Nach 1235 änderte sich die herrscherliche Konstellation im Lande dergestalt, daß Thüringen und Meißen in eine Hand kamen, nämlich in die Heinrichs des Erlauchten. Er war der Sohn der Jutta von Thüringen und des Markgrafen Dietrich von Meißen (dem Bedrängten). In Heinrichs Hand kamen beide Herrschaften zusammen, denn die Ludowinger waren im Mannesstamme ausgestorben, die Tochter Jutta zur Alleinerbin erklärt. Sie war eine Enkelin der Judith , Schwester des Stauferkaisers Friedich Barbarossa. Sie war eine Schwester des Landgrafen Ludwig IV. und so Schwägerin der heiligen Elisabeth. Ihr Sohn Heinrich hat vermutlich sogar zusammen mit Elisabeth und Ludwig eine Kindheit auf der Wartburg verlebt. Gleichzeitig gelang es, den Halbbruder Heinrichs – Dietrich von Wettin – zum Naumburger Bischof zu machen. In dieser Situation haben die Brüder den Westchor in Auftrag gegeben !  Kann man da denn glauben, daß sie ihre heiligen Verwandten und natürlich auch ihre Eltern nicht in das Programm einbezogen hätten ? Sie, die im eigentlichen Sinne sowohl materiell als auch geistlich  die Stifter waren ? Dankbarkeit und Memoria gebürt ihnen zuerst !

 

Nun fällt es nicht mehr schwer, die fraglichen Personen auch zu erkennen. Elisabeth, das ist die „Regelindis“. Leider wurde ihr der Kopf verdreht. Eigentlich blickt sie parallel mit ihrem Ludwig („Hermann“) auf die Gegenseite zu dem dort stehenden imposanten Paar („Ekkehard und Uta“), Das folgende Bild zeigt sie mit (per Computer) zurückgedrehtem Kopf in ihrer ursprünglichen natürlichen Haltung.

 

Sie lacht fröhlich, denn Elisabeths Lebensmotto war: Laßt uns die Menschen froh machen ! Wir kennen es schon, so wird die „frohe Botschaft“ in Stein gemeißelt: In Bamberg steht der Frohe-Botschafts Engel und an der Adamspforte der lachende heilige Stephan (oder wer sonst ?); In Meißen ist es die heilige Kaiserin Adelheid, welche ihren nicht ganz ordentlichen Otto lachend anschaut.

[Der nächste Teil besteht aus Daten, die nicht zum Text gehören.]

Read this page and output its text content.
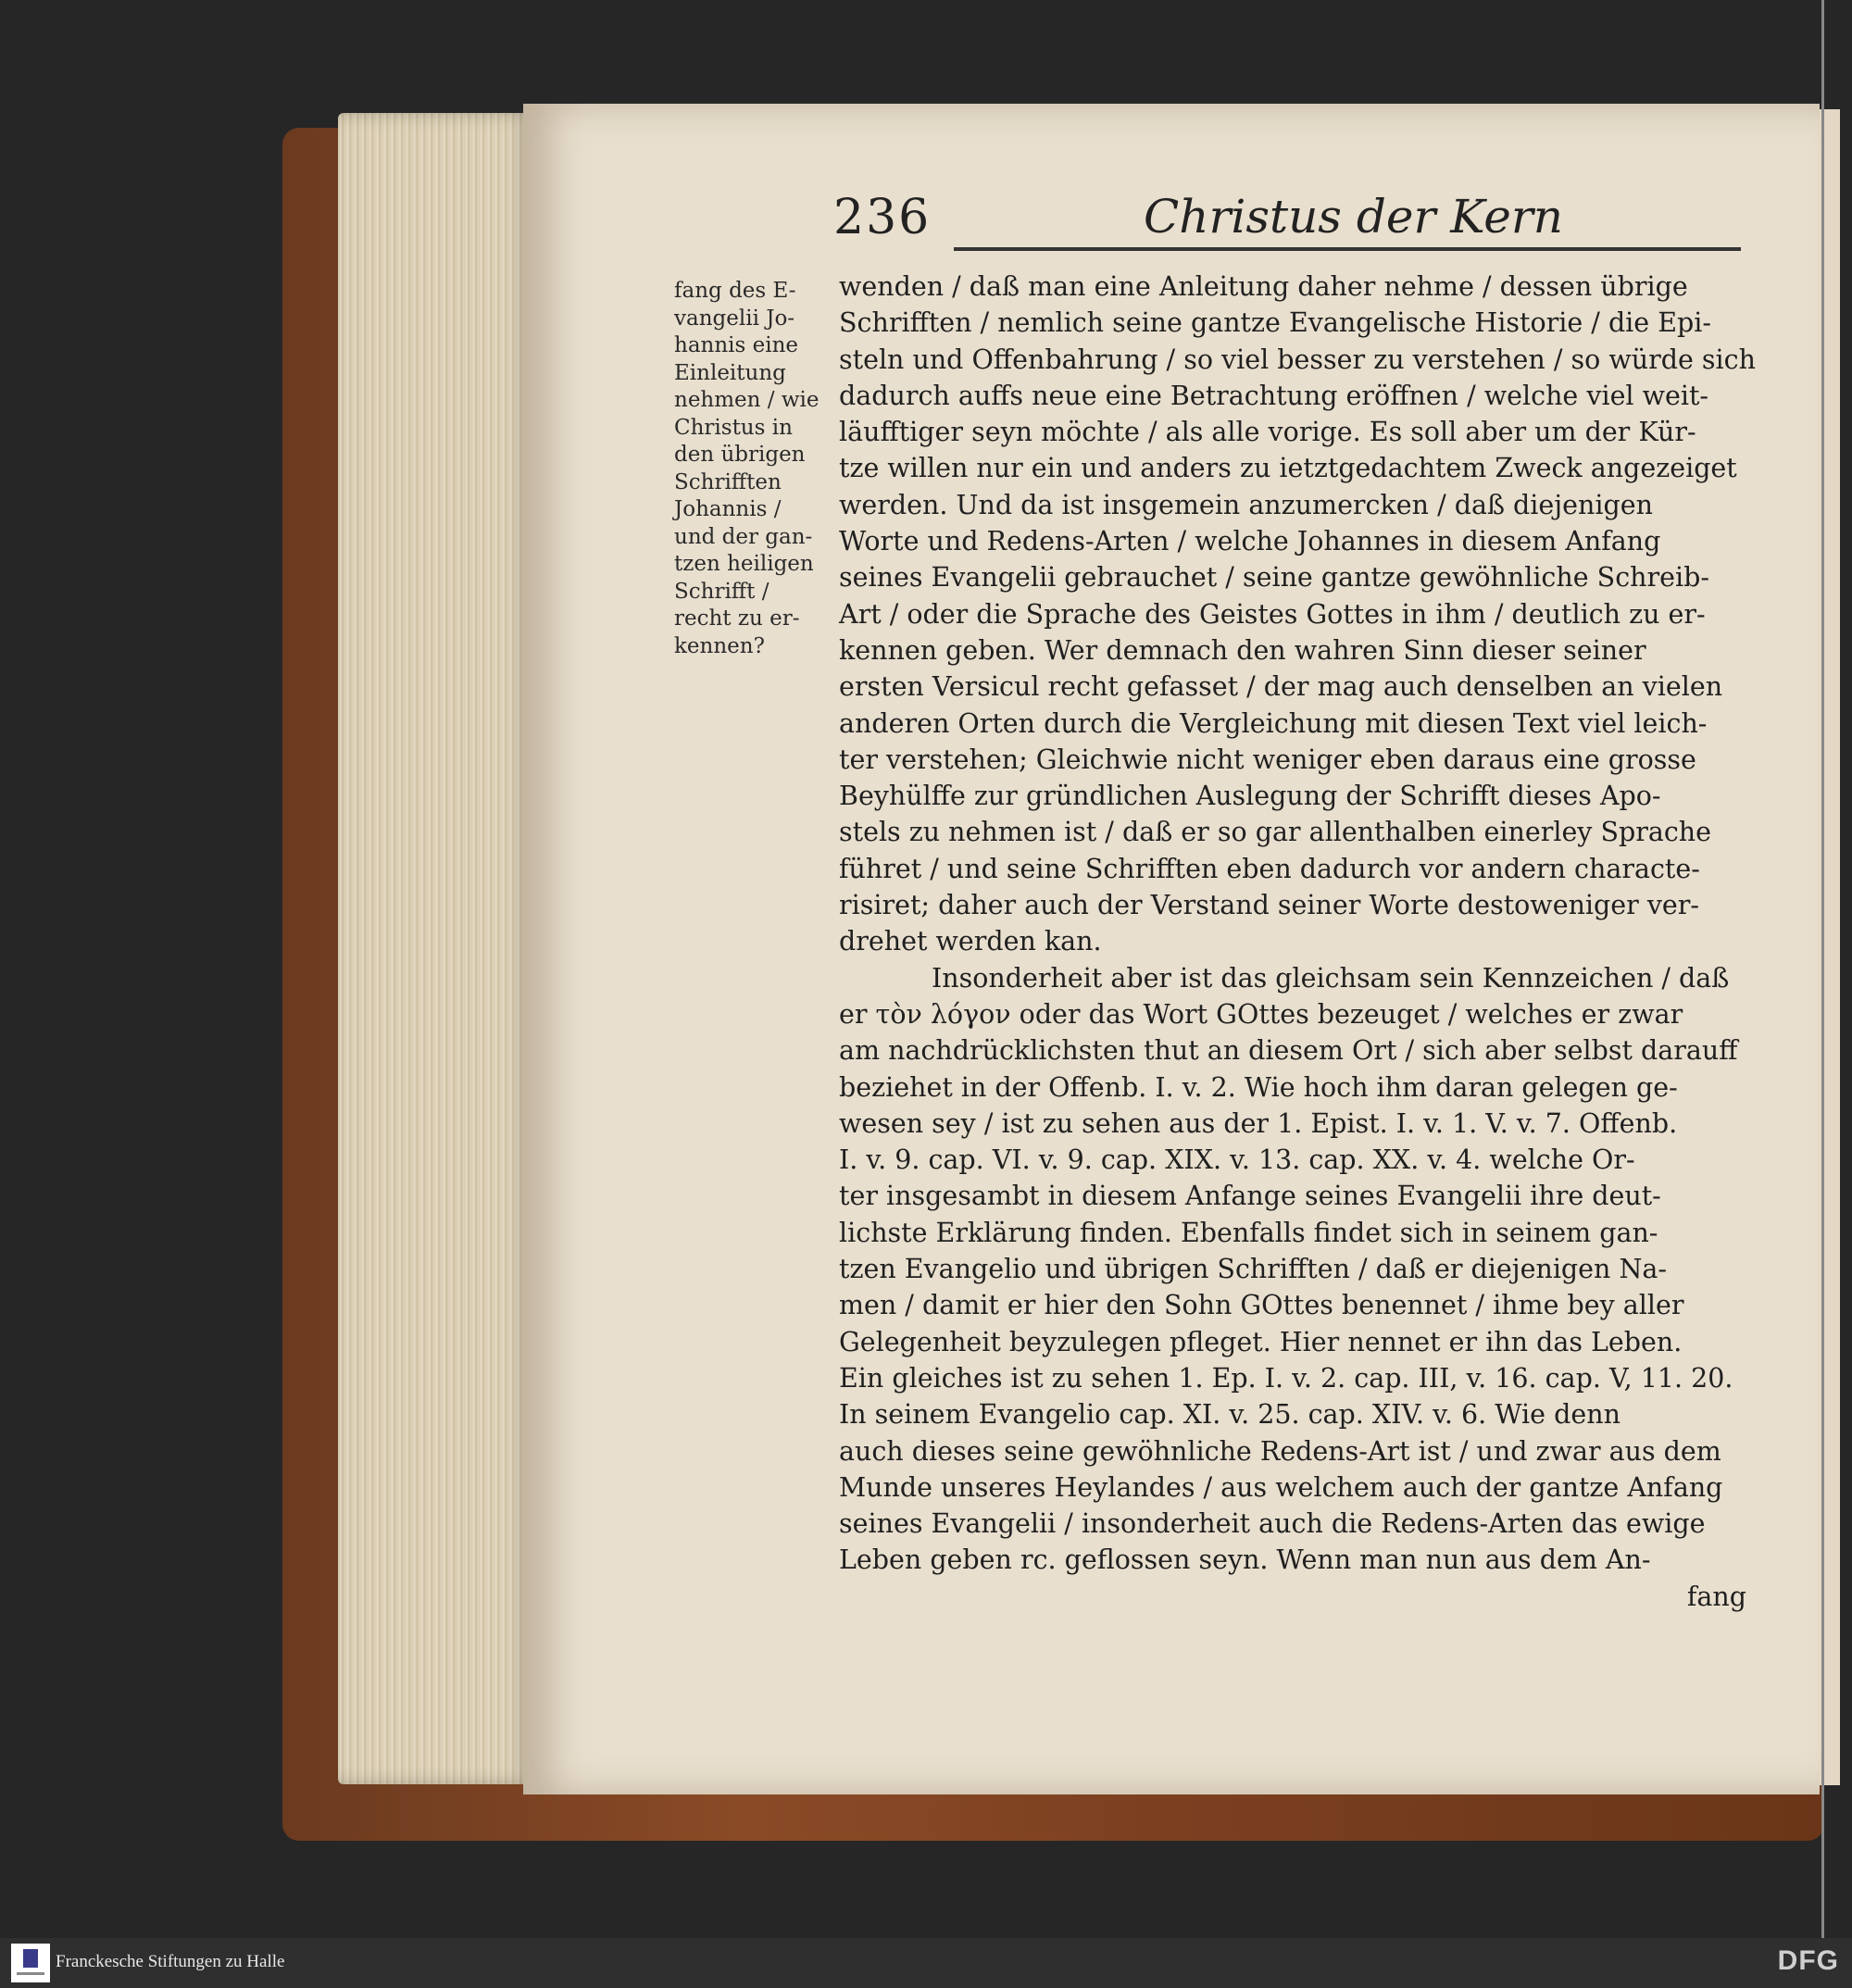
236	Christus der Kern
fang des E-
vangelii Jo-
hannis eine
Einleitung
nehmen / wie
Christus in
den übrigen
Schrifften
Johannis /
und der gan-
tzen heiligen
Schrifft /
recht zu er-
kennen?
wenden / daß man eine Anleitung daher nehme / dessen übrige
Schrifften / nemlich seine gantze Evangelische Historie / die Epi-
steln und Offenbahrung / so viel besser zu verstehen / so würde sich
dadurch auffs neue eine Betrachtung eröffnen / welche viel weit-
läufftiger seyn möchte / als alle vorige. Es soll aber um der Kür-
tze willen nur ein und anders zu ietztgedachtem Zweck angezeiget
werden. Und da ist insgemein anzumercken / daß diejenigen
Worte und Redens-Arten / welche Johannes in diesem Anfang
seines Evangelii gebrauchet / seine gantze gewöhnliche Schreib-
Art / oder die Sprache des Geistes Gottes in ihm / deutlich zu er-
kennen geben. Wer demnach den wahren Sinn dieser seiner
ersten Versicul recht gefasset / der mag auch denselben an vielen
anderen Orten durch die Vergleichung mit diesen Text viel leich-
ter verstehen; Gleichwie nicht weniger eben daraus eine grosse
Beyhülffe zur gründlichen Auslegung der Schrifft dieses Apo-
stels zu nehmen ist / daß er so gar allenthalben einerley Sprache
führet / und seine Schrifften eben dadurch vor andern characte-
risiret; daher auch der Verstand seiner Worte destoweniger ver-
drehet werden kan.
Insonderheit aber ist das gleichsam sein Kennzeichen / daß
er τὸν λόγον oder das Wort GOttes bezeuget / welches er zwar
am nachdrücklichsten thut an diesem Ort / sich aber selbst darauff
beziehet in der Offenb. I. v. 2. Wie hoch ihm daran gelegen ge-
wesen sey / ist zu sehen aus der 1. Epist. I. v. 1. V. v. 7. Offenb.
I. v. 9. cap. VI. v. 9. cap. XIX. v. 13. cap. XX. v. 4. welche Or-
ter insgesambt in diesem Anfange seines Evangelii ihre deut-
lichste Erklärung finden. Ebenfalls findet sich in seinem gan-
tzen Evangelio und übrigen Schrifften / daß er diejenigen Na-
men / damit er hier den Sohn GOttes benennet / ihme bey aller
Gelegenheit beyzulegen pfleget. Hier nennet er ihn das Leben.
Ein gleiches ist zu sehen 1. Ep. I. v. 2. cap. III, v. 16. cap. V, 11. 20.
In seinem Evangelio cap. XI. v. 25. cap. XIV. v. 6. Wie denn
auch dieses seine gewöhnliche Redens-Art ist / und zwar aus dem
Munde unseres Heylandes / aus welchem auch der gantze Anfang
seines Evangelii / insonderheit auch die Redens-Arten das ewige
Leben geben rc. geflossen seyn. Wenn man nun aus dem An-
fang
Franckesche Stiftungen zu Halle	DFG
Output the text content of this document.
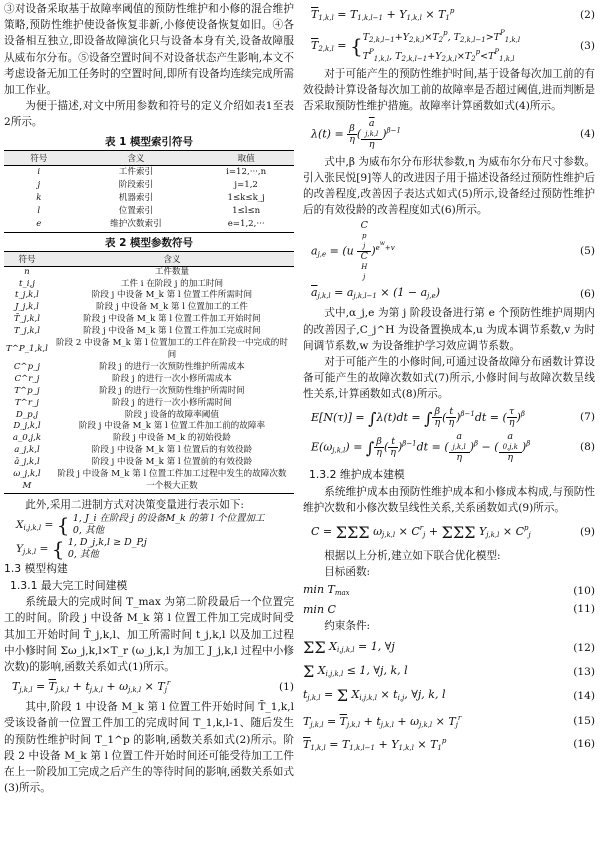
③对设备采取基于故障率阈值的预防性维护和小修的混合维护策略,预防性维护使设备恢复非新,小修使设备恢复如旧。④各设备相互独立,即设备故障演化只与设备本身有关,设备故障服从威布尔分布。⑤设备空置时间不对设备状态产生影响,本文不考虑设备无加工任务时的空置时间,即所有设备均连续完成所需加工作业。

为便于描述,对文中所用参数和符号的定义介绍如表1至表2所示。

表 1 模型索引符号
符号	含义	取值
i	工件索引	i=12,···,n
j	阶段索引	j=1,2
k	机器索引	1≤k≤k_j
l	位置索引	1≤l≤n
e	维护次数索引	e=1,2,···
表 2 模型参数符号
符号	含义
n	工件数量
t_i,j	工件 i 在阶段 j 的加工时间
t_j,k,l	阶段 j 中设备 M_k 第 l 位置工件所需时间
J_j,k,l	阶段 j 中设备 M_k 第 l 位置加工的工件
T̄_j,k,l	阶段 j 中设备 M_k 第 l 位置工件加工开始时间
T_j,k,l	阶段 j 中设备 M_k 第 l 位置工件加工完成时间
T^P_1,k,l	阶段 2 中设备 M_k 第 l 位置加工的工件在阶段一中完成的时间
C^p_j	阶段 j 的进行一次预防性维护所需成本
C^r_j	阶段 j 的进行一次小修所需成本
T^p_j	阶段 j 的进行一次预防性维护所需时间
T^r_j	阶段 j 的进行一次小修所需时间
D_p,j	阶段 j 设备的故障率阈值
D_j,k,l	阶段 j 中设备 M_k 第 l 位置工件加工前的故障率
a_0,j,k	阶段 j 中设备 M_k 的初始役龄
a_j,k,l	阶段 j 中设备 M_k 第 l 位置后的有效役龄
ā_j,k,l	阶段 j 中设备 M_k 第 l 位置前的有效役龄
ω_j,k,l	阶段 j 中设备 M_k 第 l 位置工件加工过程中发生的故障次数
M	一个极大正数

此外,采用二进制方式对决策变量进行表示如下:

$X_{i,j,k,l}$ = { 1, J_i 在阶段 j 的设备M_k 的第 l 个位置加工
0, 其他
$Y_{j,k,l}$ = { 1, D_j,k,l ≥ D_P,j
0, 其他
1.3 模型构建
1.3.1 最大完工时间建模

系统最大的完成时间 T_max 为第二阶段最后一个位置完工的时间。阶段 j 中设备 M_k 第 l 位置工件加工完成时间受其加工开始时间 T̄_j,k,l、加工所需时间 t_j,k,l 以及加工过程中小修时间 Σω_j,k,l×T_r (ω_j,k,l 为加工 J_j,k,l 过程中小修次数)的影响,函数关系如式(1)所示。

$T_{j,k,l} = \overline{T}_{j,k,l} + t_{j,k,l} + \omega_{j,k,l} \times T_j^r$	(1)

其中,阶段 1 中设备 M_k 第 l 位置工件开始时间 T̄_1,k,l 受该设备前一位置工件加工的完成时间 T_1,k,l-1、随后发生的预防性维护时间 T_1^p 的影响,函数关系如式(2)所示。阶段 2 中设备 M_k 第 l 位置工件开始时间还可能受待加工工件在上一阶段加工完成之后产生的等待时间的影响,函数关系如式(3)所示。

$\overline{T}_{1,k,l} = T_{1,k,l-1} + Y_{1,k,l} \times T_1^p$	(2)
$\overline{T}_{2,k,l}$ = { $T_{2,k,l-1}+Y_{2,k,l}\times T_2^p$, $T_{2,k,l-1}>T^P_{1,k,l}$
$T^P_{1,k,l}$, $T_{2,k,l-1}+Y_{2,k,l}\times T_2^p<T^P_{1,k,l}$
(3)

对于可能产生的预防性维护时间,基于设备每次加工前的有效役龄计算设备每次加工前的故障率是否超过阈值,进而判断是否采取预防性维护措施。故障率计算函数如式(4)所示。

$\lambda(t) = \frac{\beta}{\eta}$ ( $\overline{a}$
j,k,l
η )$^{\beta-1}$	(4)

式中,β 为威布尔分布形状参数,η 为威布尔分布尺寸参数。引入张民悦[9]等人的改进因子用于描述设备经过预防性维护后的改善程度,改善因子表达式如式(5)所示,设备经过预防性维护后的有效役龄的改善程度如式(6)所示。

$a_{j,e} = (u$ C
p
j
C
H
j )$^{ew+v}$	(5)
$\overline{a}_{j,k,l} = a_{j,k,l-1} \times (1 - a_{j,e})$	(6)

式中,α_j,e 为第 j 阶段设备进行第 e 个预防性维护周期内的改善因子,C_j^H 为设备置换成本,u 为成本调节系数,v 为时间调节系数,w 为设备维护学习效应调节系数。

对于可能产生的小修时间,可通过设备故障分布函数计算设备可能产生的故障次数如式(7)所示,小修时间与故障次数呈线性关系,计算函数如式(8)所示。

E[N(τ)] = ∫λ(t)dt = ∫ $\frac{\beta}{\eta}$ ( $\frac{t}{\eta} )^{\beta-1}dt$ = ( $\frac{\tau}{\eta} )^\beta$	(7)
$E(\omega_{j,k,l})$ = ∫ $\frac{\beta}{\eta}$ ( $\frac{t}{\eta} )^{\beta-1}dt$ = ( a
j,k,l
η )$^\beta$ − ( a
0,j,k
η )$^\beta$	(8)
1.3.2 维护成本建模

系统维护成本由预防性维护成本和小修成本构成,与预防性维护次数和小修次数呈线性关系,关系函数如式(9)所示。

C = ΣΣΣ $\omega_{j,k,l} \times C^r_j + \Sigma\Sigma\Sigma$ $Y_{j,k,l} \times C^p_j$	(9)

根据以上分析,建立如下联合优化模型:

目标函数:

$\min T_{max}$	(10)
min C	(11)

约束条件:

ΣΣ $X_{i,j,k,l} = 1$, ∀j	(12)
Σ $X_{i,j,k,l} \le 1$, ∀j, k, l	(13)
$t_{j,k,l} = \Sigma$ $X_{i,j,k,l} \times t_{i,j}$, ∀j, k, l	(14)
$T_{j,k,l} = \overline{T}_{j,k,l} + t_{j,k,l} + \omega_{j,k,l} \times T_j^r$	(15)
$\overline{T}_{1,k,l} = T_{1,k,l-1} + Y_{1,k,l} \times T_1^p$	(16)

 Weitere Merkmale von Elisabeths großer Würde sind der enorme Faltenreichtum ihres Gewandes, welches sie fest im Griff hat wie Adelheid und die mit Perlenkränzen geschmückte Krone.

 Neben ihr Graf Ludwig trägt Schwert und Schild seines weltlichen Standes, sein Gewand jedoch ist eher ein geistliches, vielleicht das Pilgerkleid des 27- jährigen Kreuzfahrers, der schon in Italien am Fieber starb.

 

Das Bildprogramm sagt also aus : Wir, die Gestalter und Erben haben ein heiliges Paar in der Familie! Und wir sind auch stolz auf die anderen Christuskämpfer.

 Auf Konrad, Ludwigs und Juttas geistlichen Bruder, den Erbauer der Marburger Elisabethkirche und Hochmeister des Deutschen Ordens,  auf  Gertrud, die Äbtissin von Altenburg, Elisabeths und Ludwigs geistliche Tochter, noch lebend während der Zeit des Dombaus. Hat man eigentlich ihre Nonnentracht und die Ähnlichkeit mit Ludwig nie bemerkt ? Hat man die Perlenkranzbrosche nicht gesehen,  die an Elisabeths Krone  denken läßt ?

Jutta und Dietrich stehen ganz vorne, Dietrich schaut hinüber zum Hochchor als Nachfahre der Geschichte, die dort hinten abgebildet ist.

Der Westchor wurde ja auf der Vorgängerkirche erbaut, die die Grablege der Ekkehardinger – der Meißner Markgrafen – war. Im Jahre 1028 baute sie Wilhelm fundator, vermutlich von Weimar. Der Meißner Ekkehard I. wäre fast zum Königtum aufgestiegen nach dem Aussterben der Ottonen, wäre er nicht durch ein Attentat ums Leben gekommen im Jahre 1002. Auch seiner wird gedacht durch eine Skulptur. Ekkehard und Svanhild Billung, die Sachsenherzogstochter,

hoheitsvoll mit einer Lilienkrone und die rechte Hand in Trauer und Enttäuschung  in ihr Gewand gewickelt. Elisabeth und Ludwig schauen versöhnlich hinüber zu dem Meißner Paar aus der Vergangenheit.

Im Hochchor sehe ich die Akteure der Tragödie :

Thietmar von Merseburg als Chronist, Sizzo als Attentäter nach Thietmar, Sohn Ekkehard II., dem das Königtum entging, alle immer noch im Streit. Werden sie im Jenseits zur Versöhnung finden ?

 Soll die Domstiftung die Menschen zum Nachdenken anspornen über das Verhältnis von Macht und Christentum ?

Ein Problem, welches die heilige Elisabeth auf ihre Weise gelöst hat.

Noch immer geben uns die Figuren im Naumburger Dom Rätsel auf. Sie haben die Zeiten überdauert  und beginnen wieder neu zu uns zu sprechen.